Benjamin Paddock, Vegas Shooter Stephen Paddock's Father, Was A 'Most Wanted' List Bank Robber
Benjamin Hoskins Paddock, the father of the Las Vegas massacre shooter Stephen Paddock, was a known bank robber in the 1950s and 1960s.
Benjamin Paddock appears to have been mostly absent from his children’s lives, leaving their mother to raise them. Though Stephen and Eric Paddock are known to be his sons, only one Patrick Paddock was noted in his paid obituary.
Benjamin Paddock sold garbage disposals and was a repair man in Tucson, but he also got cash from robbing banks. Between 1959 and 1960, Paddock broke into two branches of Valley National Bank in Phoenix and made off with $25,000 according to a 1960 article in the Arizona Republic newspaper. He was convicted in 1961 and sentenced to 20 years in federal prison. When the Vegas gunman was only 8, his father was sent to prison in Texas.
The robber served less than half of his sentence, as he escaped in 1968 and made his way to San Francisco, where he robbed yet another bank. He eventually traveled up to Oregon. He shaved his head and grew a goatee to avoid being recognized, and even changed his name to Bruce Werner Ericksen.
In 1969, Benjamin Paddock was placed on the FBI’s Most Wanted list, and he was described as 6 foot 4, 245 pounds, and “diagnosed as psychopathic.” He was to be considered armed and dangerous, and the wanted poster added that he was an “avid bridge player.” He opened Oregon’s first permanent bingo parlor in the late ’70s in downtown Springfield. “No one was privy to who he was previously,” said Frederick van Denise II, who lent Paddock $12,000 to open the parlor, told reporters. He said everyone called him Bingo Bruce.
During a bingo game on Sept. 6, 1978, Paddock was lured outside, only to be caught by federal agents. “He was a con artist,” van Denise said Monday. “I took it in the shorts. The money was gone.”
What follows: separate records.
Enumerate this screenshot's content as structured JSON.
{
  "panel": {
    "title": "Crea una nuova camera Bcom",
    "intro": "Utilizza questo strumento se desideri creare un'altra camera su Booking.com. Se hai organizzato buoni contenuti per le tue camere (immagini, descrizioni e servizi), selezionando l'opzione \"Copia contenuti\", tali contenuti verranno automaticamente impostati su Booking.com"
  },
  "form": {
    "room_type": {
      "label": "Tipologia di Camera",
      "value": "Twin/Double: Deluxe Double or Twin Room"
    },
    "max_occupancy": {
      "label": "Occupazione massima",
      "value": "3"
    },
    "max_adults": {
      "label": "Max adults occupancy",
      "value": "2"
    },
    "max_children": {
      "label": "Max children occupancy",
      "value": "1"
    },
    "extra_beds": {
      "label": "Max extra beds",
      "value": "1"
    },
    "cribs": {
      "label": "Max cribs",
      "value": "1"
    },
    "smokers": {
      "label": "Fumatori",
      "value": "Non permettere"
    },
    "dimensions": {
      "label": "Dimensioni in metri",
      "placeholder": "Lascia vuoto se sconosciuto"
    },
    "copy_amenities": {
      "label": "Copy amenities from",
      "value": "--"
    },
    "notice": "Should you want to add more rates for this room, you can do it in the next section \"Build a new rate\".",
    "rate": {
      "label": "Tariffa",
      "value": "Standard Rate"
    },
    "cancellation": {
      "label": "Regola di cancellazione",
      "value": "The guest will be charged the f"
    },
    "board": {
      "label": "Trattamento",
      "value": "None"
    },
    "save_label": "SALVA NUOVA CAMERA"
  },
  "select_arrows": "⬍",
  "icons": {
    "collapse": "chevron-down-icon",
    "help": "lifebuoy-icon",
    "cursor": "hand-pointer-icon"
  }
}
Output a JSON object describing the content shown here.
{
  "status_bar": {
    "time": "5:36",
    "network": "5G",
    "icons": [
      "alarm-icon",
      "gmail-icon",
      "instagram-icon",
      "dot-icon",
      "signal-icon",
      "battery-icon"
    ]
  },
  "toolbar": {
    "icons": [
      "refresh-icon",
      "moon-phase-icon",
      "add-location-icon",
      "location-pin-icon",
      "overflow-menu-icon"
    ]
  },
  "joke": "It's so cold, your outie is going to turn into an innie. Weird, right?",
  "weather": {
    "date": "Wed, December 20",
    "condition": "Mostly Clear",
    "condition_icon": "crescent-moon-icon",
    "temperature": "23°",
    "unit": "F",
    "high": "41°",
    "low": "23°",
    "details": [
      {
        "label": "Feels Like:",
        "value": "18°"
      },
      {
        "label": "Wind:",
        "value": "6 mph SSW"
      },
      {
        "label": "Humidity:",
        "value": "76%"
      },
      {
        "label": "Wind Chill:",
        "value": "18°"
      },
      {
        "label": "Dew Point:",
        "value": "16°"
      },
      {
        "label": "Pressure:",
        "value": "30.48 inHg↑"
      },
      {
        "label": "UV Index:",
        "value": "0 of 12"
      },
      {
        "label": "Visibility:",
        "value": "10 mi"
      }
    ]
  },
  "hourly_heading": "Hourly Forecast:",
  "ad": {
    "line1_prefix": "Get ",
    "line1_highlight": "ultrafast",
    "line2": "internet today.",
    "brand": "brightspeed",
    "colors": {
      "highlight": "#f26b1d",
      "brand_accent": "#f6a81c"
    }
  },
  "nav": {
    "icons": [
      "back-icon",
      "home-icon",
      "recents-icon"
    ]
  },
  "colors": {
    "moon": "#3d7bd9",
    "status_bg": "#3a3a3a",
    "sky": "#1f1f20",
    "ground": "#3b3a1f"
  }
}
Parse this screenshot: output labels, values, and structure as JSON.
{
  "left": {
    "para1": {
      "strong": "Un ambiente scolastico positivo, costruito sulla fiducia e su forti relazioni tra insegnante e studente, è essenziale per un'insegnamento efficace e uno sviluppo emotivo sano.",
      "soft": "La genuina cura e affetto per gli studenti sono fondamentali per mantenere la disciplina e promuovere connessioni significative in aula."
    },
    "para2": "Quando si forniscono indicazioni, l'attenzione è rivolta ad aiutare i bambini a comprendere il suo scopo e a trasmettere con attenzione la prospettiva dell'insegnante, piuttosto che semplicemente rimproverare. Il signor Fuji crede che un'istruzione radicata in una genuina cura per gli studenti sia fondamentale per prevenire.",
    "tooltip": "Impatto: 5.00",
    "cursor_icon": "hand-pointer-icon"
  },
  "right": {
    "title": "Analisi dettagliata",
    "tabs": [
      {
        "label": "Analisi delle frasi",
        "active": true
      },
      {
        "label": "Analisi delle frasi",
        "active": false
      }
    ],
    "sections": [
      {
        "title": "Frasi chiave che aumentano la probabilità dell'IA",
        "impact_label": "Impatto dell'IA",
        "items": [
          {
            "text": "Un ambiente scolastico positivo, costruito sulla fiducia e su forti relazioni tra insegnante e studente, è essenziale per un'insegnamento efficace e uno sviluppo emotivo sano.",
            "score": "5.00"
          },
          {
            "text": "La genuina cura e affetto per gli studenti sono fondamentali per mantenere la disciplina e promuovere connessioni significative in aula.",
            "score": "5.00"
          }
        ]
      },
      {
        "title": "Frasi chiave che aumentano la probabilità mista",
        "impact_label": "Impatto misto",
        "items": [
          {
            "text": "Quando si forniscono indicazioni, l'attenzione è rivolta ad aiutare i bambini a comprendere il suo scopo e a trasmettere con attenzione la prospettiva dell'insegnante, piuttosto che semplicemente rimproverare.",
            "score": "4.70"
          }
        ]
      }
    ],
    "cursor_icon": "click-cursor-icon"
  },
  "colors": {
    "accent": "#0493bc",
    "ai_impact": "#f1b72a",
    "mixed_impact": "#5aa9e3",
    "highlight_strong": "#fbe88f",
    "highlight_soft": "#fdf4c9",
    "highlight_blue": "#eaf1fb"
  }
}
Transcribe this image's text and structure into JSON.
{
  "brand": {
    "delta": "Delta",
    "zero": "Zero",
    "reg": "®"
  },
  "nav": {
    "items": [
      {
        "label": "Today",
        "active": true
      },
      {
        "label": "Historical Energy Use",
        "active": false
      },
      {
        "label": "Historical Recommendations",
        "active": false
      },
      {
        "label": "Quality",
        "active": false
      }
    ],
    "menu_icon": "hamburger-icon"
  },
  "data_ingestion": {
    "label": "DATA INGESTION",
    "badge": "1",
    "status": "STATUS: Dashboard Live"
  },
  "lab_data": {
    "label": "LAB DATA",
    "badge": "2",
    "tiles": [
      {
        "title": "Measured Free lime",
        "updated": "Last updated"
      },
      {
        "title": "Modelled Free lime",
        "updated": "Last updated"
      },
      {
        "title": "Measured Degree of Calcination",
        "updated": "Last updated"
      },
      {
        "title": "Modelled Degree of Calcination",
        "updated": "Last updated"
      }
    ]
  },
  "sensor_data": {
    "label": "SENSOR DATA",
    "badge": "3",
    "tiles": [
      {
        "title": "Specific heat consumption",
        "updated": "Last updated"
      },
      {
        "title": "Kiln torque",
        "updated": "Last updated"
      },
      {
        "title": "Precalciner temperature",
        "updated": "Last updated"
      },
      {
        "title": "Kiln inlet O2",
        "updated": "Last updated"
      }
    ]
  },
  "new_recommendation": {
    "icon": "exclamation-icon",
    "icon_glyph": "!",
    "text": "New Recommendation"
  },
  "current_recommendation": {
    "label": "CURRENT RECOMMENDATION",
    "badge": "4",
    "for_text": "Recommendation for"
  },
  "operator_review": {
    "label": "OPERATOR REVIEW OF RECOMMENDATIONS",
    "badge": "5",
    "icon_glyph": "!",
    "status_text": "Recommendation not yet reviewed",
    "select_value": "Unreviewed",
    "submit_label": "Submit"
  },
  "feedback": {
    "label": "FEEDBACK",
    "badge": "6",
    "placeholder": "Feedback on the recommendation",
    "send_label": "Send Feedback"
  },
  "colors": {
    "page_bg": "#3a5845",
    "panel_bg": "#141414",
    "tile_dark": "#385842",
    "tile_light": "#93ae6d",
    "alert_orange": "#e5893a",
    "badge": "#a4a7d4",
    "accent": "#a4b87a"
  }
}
Paddock went back to prison but his stay was once again short-lived. He was released on parole after only one year behind bars. He returned to Eugene, Oregon, where he had made friends with elected officials. A mayor even told the federal parole board that he “did one hell of a lot for kids.” Paddock opened another bingo hall sponsored by a local church before running into trouble again in the 1980s. He avoided jail time by paying $623,000 in fees, and eventually left Oregon for Texas, where he lived until his death in 1998.